Kastanienallee, which according to the Berliner Tagesspiegel daily “might well be Germany’s hippest drag,” has made a name for itself far beyond the city limits. It connects the vibrant borough of Mitte with the trendy district of Prenzlauer Berg.
Countless bars, cafés, restaurants, boutiques and galleries make for a creative environment that inspires international artists to set new trends and create original art for a multicultural bohemian scene that has congregated from all over the world to actively help shape the future. This, the electrifying and multilingual setting of the “place to be” in town, is the birthplace not just of tomorrow’s fashion, literature, architecture and media but also of lifestyles and existential models that reflect the ever-shifting social structures.

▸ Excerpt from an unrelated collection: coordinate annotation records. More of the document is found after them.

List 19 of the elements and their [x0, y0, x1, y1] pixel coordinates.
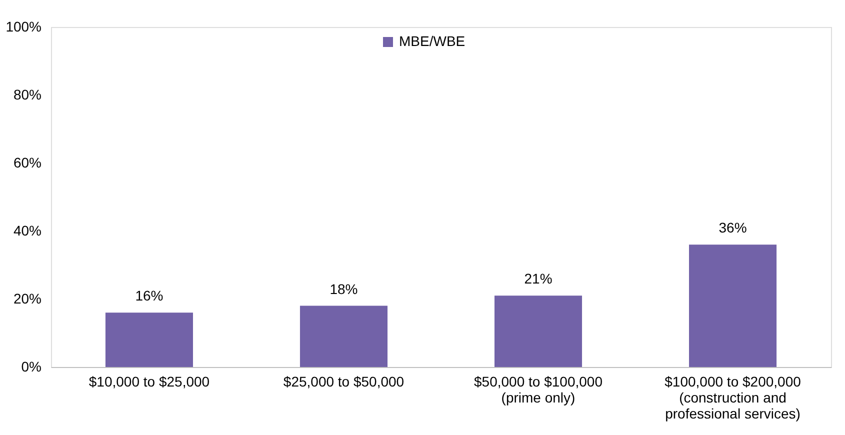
- data-label: 21%: [524, 270, 552, 287]
- x-tick-label: $50,000 to $100,000 (prime only): [474, 374, 603, 406]
- data-label: 36%: [718, 220, 747, 236]
- y-tick-label: 100%: [6, 18, 42, 34]
- y-tick-label: 60%: [13, 154, 42, 170]
- y-tick-label: 0%: [21, 358, 42, 374]
- bar: [689, 244, 777, 367]
- bar: [105, 312, 193, 367]
- y-tick-label: 40%: [13, 222, 42, 238]
- data-label: 16%: [135, 288, 164, 304]
- y-tick-label: 80%: [13, 86, 42, 102]
- x-tick-label: $25,000 to $50,000: [283, 374, 404, 390]
- x-tick-label: $10,000 to $25,000: [88, 374, 210, 390]
- x-tick-label: $100,000 to $200,000 (construction and professional services): [664, 374, 802, 422]
- legend-label: MBE/WBE: [399, 33, 466, 49]
- data-label: 18%: [330, 280, 358, 297]
- y-tick-label: 20%: [13, 290, 42, 306]
- bar: [494, 296, 582, 367]
- bar: [300, 306, 388, 367]
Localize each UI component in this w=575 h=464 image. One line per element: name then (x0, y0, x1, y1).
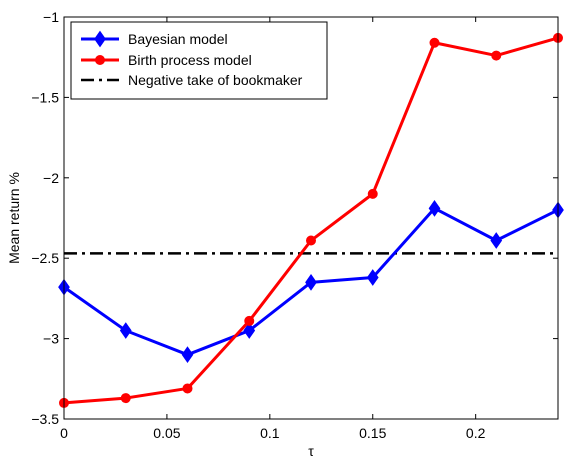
data-point (366, 269, 379, 286)
y-tick-label: −1.5 (31, 89, 59, 105)
legend-marker (95, 55, 105, 65)
data-point (428, 199, 441, 217)
data-point (119, 322, 132, 339)
y-tick-label: −3.5 (31, 411, 59, 427)
y-axis-label: Mean return % (6, 172, 22, 264)
x-tick-label: 0 (60, 425, 68, 441)
y-tick-label: −3 (43, 331, 59, 347)
data-point (244, 315, 255, 326)
data-point (181, 346, 194, 364)
legend: Bayesian model Birth process model Negativ… (70, 21, 328, 100)
series-layer (58, 32, 564, 408)
x-axis-label: τ (308, 443, 314, 459)
plot-frame (63, 16, 559, 420)
data-point (120, 393, 131, 404)
data-point (490, 232, 503, 249)
data-point (306, 235, 316, 246)
series-0 (58, 199, 564, 364)
x-tick-label: 0.1 (260, 425, 280, 441)
legend-label: Birth process model (128, 52, 252, 68)
series-1 (59, 32, 563, 408)
x-tick-label: 0.15 (359, 425, 386, 441)
legend-label: Negative take of bookmaker (128, 72, 303, 88)
data-point (305, 273, 317, 291)
legend-label: Bayesian model (128, 31, 228, 47)
data-point (243, 322, 256, 339)
data-point (429, 37, 440, 48)
x-axis: 0 0.05 0.1 0.15 0.2 (60, 17, 486, 441)
x-tick-label: 0.2 (466, 425, 486, 441)
data-point (182, 383, 193, 394)
data-point (367, 188, 378, 199)
legend-marker (94, 30, 106, 48)
y-tick-label: −2 (43, 170, 59, 186)
y-tick-label: −2.5 (31, 250, 59, 266)
y-tick-label: −1 (43, 9, 59, 25)
data-point (491, 50, 502, 61)
x-tick-label: 0.05 (153, 425, 180, 441)
y-axis: −3.5 −3 −2.5 −2 −1.5 −1 (31, 9, 558, 427)
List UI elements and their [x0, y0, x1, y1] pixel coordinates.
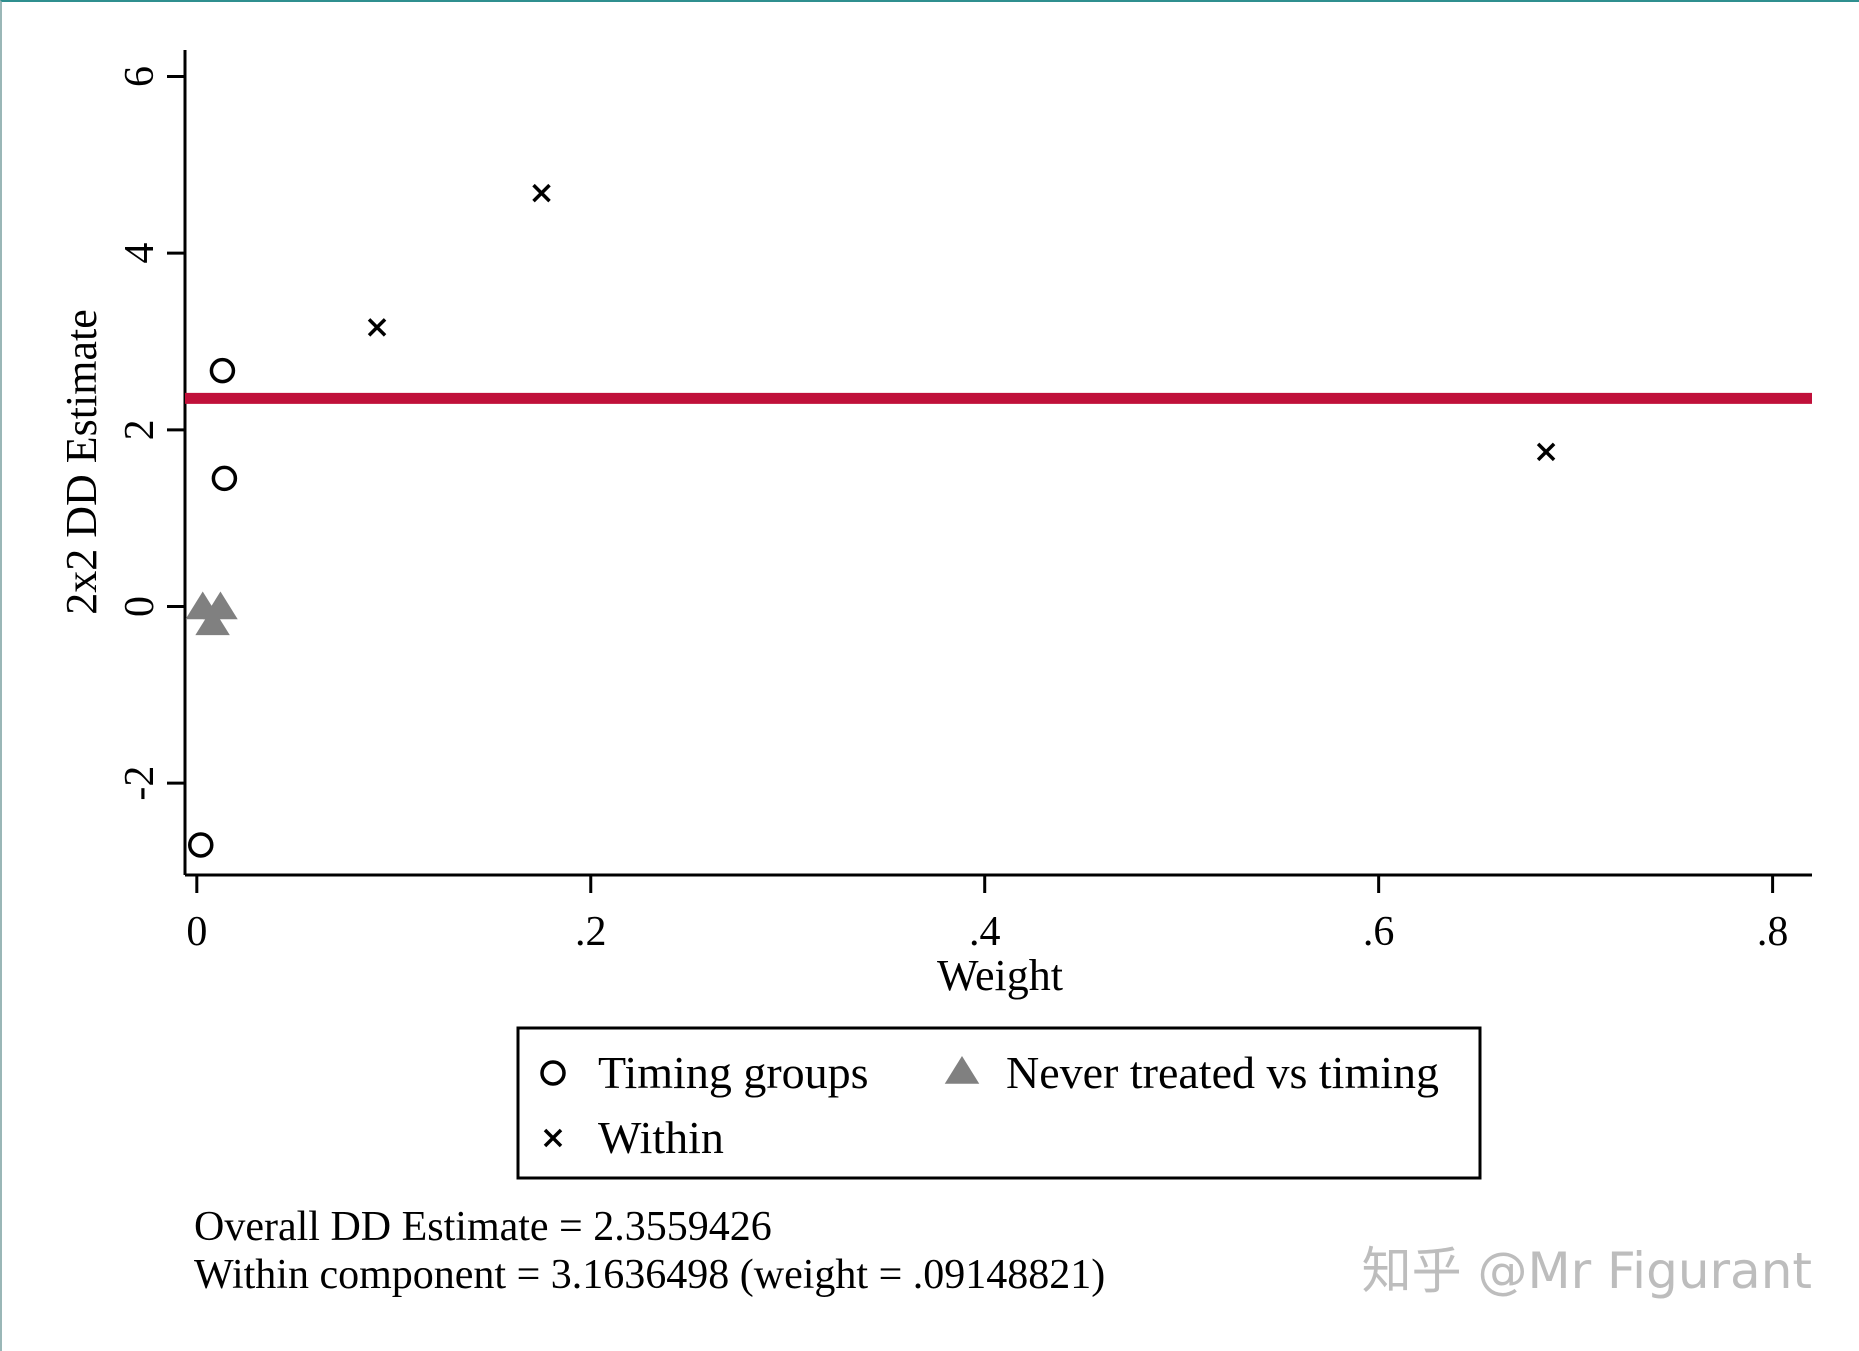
- note-overall-estimate: Overall DD Estimate = 2.3559426: [194, 1204, 772, 1250]
- legend-marker-within: [543, 1128, 563, 1148]
- x-tick-label: .8: [1757, 909, 1789, 955]
- axes: 0 .2 .4 .6 .8 -2 0 2 4 6: [117, 50, 1812, 955]
- x-axis-title: Weight: [937, 951, 1063, 1000]
- y-axis-title: 2x2 DD Estimate: [57, 309, 106, 615]
- point-timing-groups: [211, 465, 238, 492]
- data-points: [185, 183, 1556, 858]
- point-within: [532, 183, 551, 203]
- legend-label-within: Within: [598, 1112, 724, 1163]
- y-tick-label: 6: [117, 66, 163, 87]
- y-tick-label: 0: [117, 596, 163, 617]
- watermark: 知乎 @Mr Figurant: [1362, 1242, 1812, 1300]
- y-tick-label: 4: [117, 243, 163, 264]
- point-timing-groups: [209, 357, 236, 384]
- x-tick-label: .6: [1363, 909, 1395, 955]
- legend-box: [516, 1026, 1482, 1180]
- point-within: [1536, 442, 1556, 462]
- note-within-component: Within component = 3.1636498 (weight = .…: [194, 1252, 1105, 1298]
- x-tick-label: .4: [969, 909, 1001, 955]
- legend-label-never-treated: Never treated vs timing: [1006, 1047, 1439, 1098]
- legend-label-timing-groups: Timing groups: [598, 1047, 869, 1098]
- x-tick-label: .2: [575, 909, 607, 955]
- point-within: [367, 318, 387, 337]
- point-timing-groups: [188, 832, 214, 858]
- legend-marker-never-treated: [944, 1056, 980, 1084]
- legend: Timing groups Never treated vs timing Wi…: [516, 1026, 1482, 1180]
- point-never-treated-vs-timing: [195, 607, 230, 636]
- y-tick-label: 2: [117, 419, 163, 440]
- y-tick-label: -2: [117, 766, 163, 801]
- legend-marker-timing-groups: [540, 1060, 566, 1086]
- x-tick-label: 0: [186, 909, 207, 955]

Kastanienallee was laid out in 1826 as an extension of Weinbergsweg and owes its name to the chestnuts originally planted as roadside trees. During Communist times, an ambitious urban development project was conceived that would have required vacating and then razing the entire ward to make room for new housing. The project was ultimately shelved for lack of funds. Young squatters moved into the partially vacated buildings and were tolerated. They felt comfortable heating their flats with the old coal-fired stoves and saw themselves largely as artists or free spirits. After the country’s reunification, the majority of houses were redeveloped and modernised; gap sites created by wartime bombing were closed. What remained of the old-growth trees had long been damaged by leaky gas pipes. So in the late 1990s they were cut down, and the entire length of Kastanienallee was replanted in new chestnuts. Kastanienallee and its surrounding area soon became a very popular ward, studded with any number of cafés, bars, restaurants, galleries and boutiques. Indeed the street has gradually come to be known as one of the most en-vogue places in Berlin. Its local moniker has become “Casting Alley” because of the many posh boutiques lining it and their up-beat clientele.
Countless art and culture options have turned Berlin’s Mitte district and the adjacent district of Prenzlauer Berg vibrant quarters of the most diverse trends and cultures where sub culture and high culture meld into an exciting symbiosis.